There are answers, of course.  Too often, our answers are to transform God into a cosmic tyrant, causing untold suffering in the cause of a nebulous plan, or into a Deistic shell of a God, too weak or unwilling to prevent such suffering.

I think there is a third way.

To get there, we have to remember that Jesus suffered on the cross.

Theologically, Christ on the cross is the work of God that shattered the ultimate power of sin and death.  Grace and Eternal life would thereafter be available to all.  It is thus the ultimate cosmic victory, of love over death.

But the Cross is also the most personal and intimate of moments in the life of Christ.

It tells us not that suffering will be avoided, but rather that God will be with us.

Christ on the Cross is also with every addict who feels withdrawal. It is with everyone who has felt the sting of the death of a parent, a child, a sibling, a friend, a lover, a teacher, a confidant.

It is with everyone who struggles to get out of bed in the morning, because they just don’t have it in them anymore.

The Cross is in every Immigration and Customs Holding Center. It is in Syria with the victims of Chemical weapons, dying of suffocation as Christ did.

The work of the Cross was complete on that hill outside of Jerusalem.  But it is also ever ongoing, as Christ suffers alongside all those who suffer.

For those in the midst of suffering, bearing the brunt of physical pain, of persecution, of grief or death, this might be of small comfort.

But where there is God, there is hope.

For we are not just a faith of Good Friday, but of Easter Sunday as well.

 

A Meditation on the Acclamations

One of the traditional acclamations of the Christian faith is that “Christ has died, Christ is risen, Christ will come again.”

This paradoxical, messy statement is at odds with the mostly human Jesus that many liberals and progressive Christians know. The Jesus who would vote reliably democratic, welcomes all to his table, and then goes back to heaven, leaving us to govern ourselves and make our own destiny.  A Jesus who would never confront us, only confirm  and love us, and who never suffered violence or hatred.

That is not the Jesus of the acclamation of faith.  That Jesus suffered as a scapegoat to political and institutional violence.  He broke through the emotional barriers of the people surrounding him, confronting and often confusing them.  He was scrappy, homeless, and was a loud personality. He cajoled, joked, cried.  His final words to his followers were to love each other fiercely as he loved them.  As he died, his mother and his friends wept around him, bringing their pain, frustration, and sorrow to the foot of the cross where he emptied the last of his ego, his humanity, even his God nature back unto his God.

That could have been the end of the story.

But it wasn’t.  It was only the beginning.  Jesus’ resurrection, physically and within the hearts and memories of his followers, started something new.  Hope would not be in domination, but in community.  Trust God before you trust your government or your master.  Things will not go well at times; in fact, they might be downright terrible.  But in those dark times, the steadfast love of the God of Israel and the God of the people of the new covenant would be with you always, leading you from the exile of loneliness and despair on eagle’s wings.

That could have been the end of the story.

But it’s not.

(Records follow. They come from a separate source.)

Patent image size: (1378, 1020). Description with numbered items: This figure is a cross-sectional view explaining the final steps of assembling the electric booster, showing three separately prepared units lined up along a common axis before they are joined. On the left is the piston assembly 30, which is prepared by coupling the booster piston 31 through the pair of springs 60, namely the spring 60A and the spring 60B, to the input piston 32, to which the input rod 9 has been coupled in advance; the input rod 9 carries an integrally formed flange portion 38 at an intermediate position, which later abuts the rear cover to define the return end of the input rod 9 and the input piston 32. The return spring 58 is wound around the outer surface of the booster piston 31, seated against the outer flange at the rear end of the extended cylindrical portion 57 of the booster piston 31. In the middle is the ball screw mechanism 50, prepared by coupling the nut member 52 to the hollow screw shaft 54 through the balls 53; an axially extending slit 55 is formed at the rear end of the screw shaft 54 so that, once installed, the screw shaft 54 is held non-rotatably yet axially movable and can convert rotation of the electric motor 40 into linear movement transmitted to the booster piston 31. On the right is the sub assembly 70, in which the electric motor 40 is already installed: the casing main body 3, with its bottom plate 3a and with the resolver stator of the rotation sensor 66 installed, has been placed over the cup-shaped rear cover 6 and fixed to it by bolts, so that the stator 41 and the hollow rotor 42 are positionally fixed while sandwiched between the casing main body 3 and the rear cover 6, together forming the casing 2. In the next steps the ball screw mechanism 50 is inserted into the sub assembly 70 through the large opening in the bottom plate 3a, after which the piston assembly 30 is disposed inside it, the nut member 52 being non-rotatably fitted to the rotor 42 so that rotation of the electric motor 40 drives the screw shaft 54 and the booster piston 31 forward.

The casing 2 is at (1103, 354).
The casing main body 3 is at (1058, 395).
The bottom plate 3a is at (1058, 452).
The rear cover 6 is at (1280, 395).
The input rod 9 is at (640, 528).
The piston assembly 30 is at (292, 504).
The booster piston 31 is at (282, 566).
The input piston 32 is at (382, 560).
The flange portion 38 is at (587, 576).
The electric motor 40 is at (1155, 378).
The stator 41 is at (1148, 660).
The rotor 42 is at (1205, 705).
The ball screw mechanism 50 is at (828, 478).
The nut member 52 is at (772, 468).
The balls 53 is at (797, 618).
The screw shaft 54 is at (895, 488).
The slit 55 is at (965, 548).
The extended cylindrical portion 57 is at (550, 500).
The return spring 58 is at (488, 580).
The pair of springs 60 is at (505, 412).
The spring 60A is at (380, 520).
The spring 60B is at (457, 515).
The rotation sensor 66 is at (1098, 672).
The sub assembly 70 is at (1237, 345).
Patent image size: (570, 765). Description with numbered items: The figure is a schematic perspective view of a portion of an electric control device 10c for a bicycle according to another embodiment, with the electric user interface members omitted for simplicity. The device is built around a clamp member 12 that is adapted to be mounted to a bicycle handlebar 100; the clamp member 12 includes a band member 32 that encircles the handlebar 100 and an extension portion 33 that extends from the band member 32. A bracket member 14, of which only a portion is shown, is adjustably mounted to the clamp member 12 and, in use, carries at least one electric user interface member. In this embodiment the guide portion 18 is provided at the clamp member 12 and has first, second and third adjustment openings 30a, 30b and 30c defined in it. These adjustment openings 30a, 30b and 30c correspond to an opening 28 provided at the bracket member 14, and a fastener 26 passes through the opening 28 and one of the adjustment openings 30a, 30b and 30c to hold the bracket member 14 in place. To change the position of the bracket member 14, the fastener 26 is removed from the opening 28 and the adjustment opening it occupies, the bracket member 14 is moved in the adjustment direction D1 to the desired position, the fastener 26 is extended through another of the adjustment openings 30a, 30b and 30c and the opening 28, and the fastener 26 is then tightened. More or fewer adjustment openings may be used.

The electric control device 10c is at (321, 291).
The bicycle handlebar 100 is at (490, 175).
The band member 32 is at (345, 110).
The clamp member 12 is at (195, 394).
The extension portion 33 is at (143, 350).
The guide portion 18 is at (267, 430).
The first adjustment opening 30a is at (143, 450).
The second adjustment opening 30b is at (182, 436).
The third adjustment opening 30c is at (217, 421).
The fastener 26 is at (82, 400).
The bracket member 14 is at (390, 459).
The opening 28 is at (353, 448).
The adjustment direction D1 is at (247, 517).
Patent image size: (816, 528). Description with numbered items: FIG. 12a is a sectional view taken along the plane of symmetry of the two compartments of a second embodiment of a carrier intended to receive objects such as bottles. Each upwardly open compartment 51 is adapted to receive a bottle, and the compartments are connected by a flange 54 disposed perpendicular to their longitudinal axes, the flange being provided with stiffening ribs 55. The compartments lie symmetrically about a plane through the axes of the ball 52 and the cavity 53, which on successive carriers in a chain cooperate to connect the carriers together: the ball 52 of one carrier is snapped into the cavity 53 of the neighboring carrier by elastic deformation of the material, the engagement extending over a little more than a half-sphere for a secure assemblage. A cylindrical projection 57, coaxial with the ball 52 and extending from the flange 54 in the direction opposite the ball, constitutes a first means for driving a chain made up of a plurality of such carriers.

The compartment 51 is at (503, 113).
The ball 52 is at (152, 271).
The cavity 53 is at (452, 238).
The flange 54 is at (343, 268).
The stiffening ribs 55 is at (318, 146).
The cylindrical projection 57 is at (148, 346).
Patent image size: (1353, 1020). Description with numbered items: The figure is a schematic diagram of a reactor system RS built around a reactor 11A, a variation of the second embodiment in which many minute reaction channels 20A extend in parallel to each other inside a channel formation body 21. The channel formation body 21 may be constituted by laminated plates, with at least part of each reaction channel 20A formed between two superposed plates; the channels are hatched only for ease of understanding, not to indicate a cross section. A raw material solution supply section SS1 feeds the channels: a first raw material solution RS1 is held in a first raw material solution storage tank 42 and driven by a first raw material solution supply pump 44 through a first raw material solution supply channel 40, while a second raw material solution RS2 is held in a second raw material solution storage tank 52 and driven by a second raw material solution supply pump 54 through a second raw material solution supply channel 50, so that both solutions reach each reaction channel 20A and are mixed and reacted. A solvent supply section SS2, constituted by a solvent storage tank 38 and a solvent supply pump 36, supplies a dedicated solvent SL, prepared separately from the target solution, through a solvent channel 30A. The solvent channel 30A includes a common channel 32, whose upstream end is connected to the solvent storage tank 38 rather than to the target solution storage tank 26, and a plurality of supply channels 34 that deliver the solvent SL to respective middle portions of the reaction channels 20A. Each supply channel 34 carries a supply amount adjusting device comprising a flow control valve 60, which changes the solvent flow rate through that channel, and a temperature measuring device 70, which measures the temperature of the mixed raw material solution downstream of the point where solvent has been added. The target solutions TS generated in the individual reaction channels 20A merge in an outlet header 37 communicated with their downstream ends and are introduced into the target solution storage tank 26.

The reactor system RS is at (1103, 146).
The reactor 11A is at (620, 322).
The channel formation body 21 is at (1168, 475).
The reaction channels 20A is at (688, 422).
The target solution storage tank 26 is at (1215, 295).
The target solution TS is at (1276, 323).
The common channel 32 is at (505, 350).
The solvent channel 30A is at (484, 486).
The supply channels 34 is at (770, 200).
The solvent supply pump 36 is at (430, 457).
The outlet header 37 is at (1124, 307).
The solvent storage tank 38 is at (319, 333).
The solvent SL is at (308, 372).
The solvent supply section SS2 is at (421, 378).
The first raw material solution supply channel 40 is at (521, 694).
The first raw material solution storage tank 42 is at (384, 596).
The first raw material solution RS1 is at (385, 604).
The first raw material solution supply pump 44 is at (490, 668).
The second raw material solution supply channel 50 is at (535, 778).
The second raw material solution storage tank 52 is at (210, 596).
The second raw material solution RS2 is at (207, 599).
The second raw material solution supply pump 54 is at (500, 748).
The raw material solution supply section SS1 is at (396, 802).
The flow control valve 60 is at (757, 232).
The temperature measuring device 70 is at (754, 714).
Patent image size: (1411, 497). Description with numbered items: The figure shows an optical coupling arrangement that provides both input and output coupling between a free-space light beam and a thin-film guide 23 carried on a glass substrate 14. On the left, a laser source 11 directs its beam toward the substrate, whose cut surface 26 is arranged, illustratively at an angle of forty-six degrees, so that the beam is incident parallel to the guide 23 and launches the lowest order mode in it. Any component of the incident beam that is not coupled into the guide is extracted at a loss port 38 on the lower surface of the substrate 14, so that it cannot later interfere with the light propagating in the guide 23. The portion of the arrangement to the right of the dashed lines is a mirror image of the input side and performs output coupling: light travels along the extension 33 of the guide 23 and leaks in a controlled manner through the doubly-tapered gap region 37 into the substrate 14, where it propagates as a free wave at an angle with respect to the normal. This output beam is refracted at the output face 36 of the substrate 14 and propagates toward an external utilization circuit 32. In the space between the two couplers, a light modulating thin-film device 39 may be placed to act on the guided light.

Christ will come again.  I do not think it will be in fire and brimstone as described in the book of Revelation.  I think it will be something closer to a the way that the mystic Theresa of Avila tells us about Christ in the world today; that Christ has no hands, no feet but ours. I believe that when we as an individual and as communities become the embodiment of the living God, not dead and buried, but alive right here, right now, ever hopeful and faithful for the future, and ever present to our realities on earth, that Christ will have truly come again.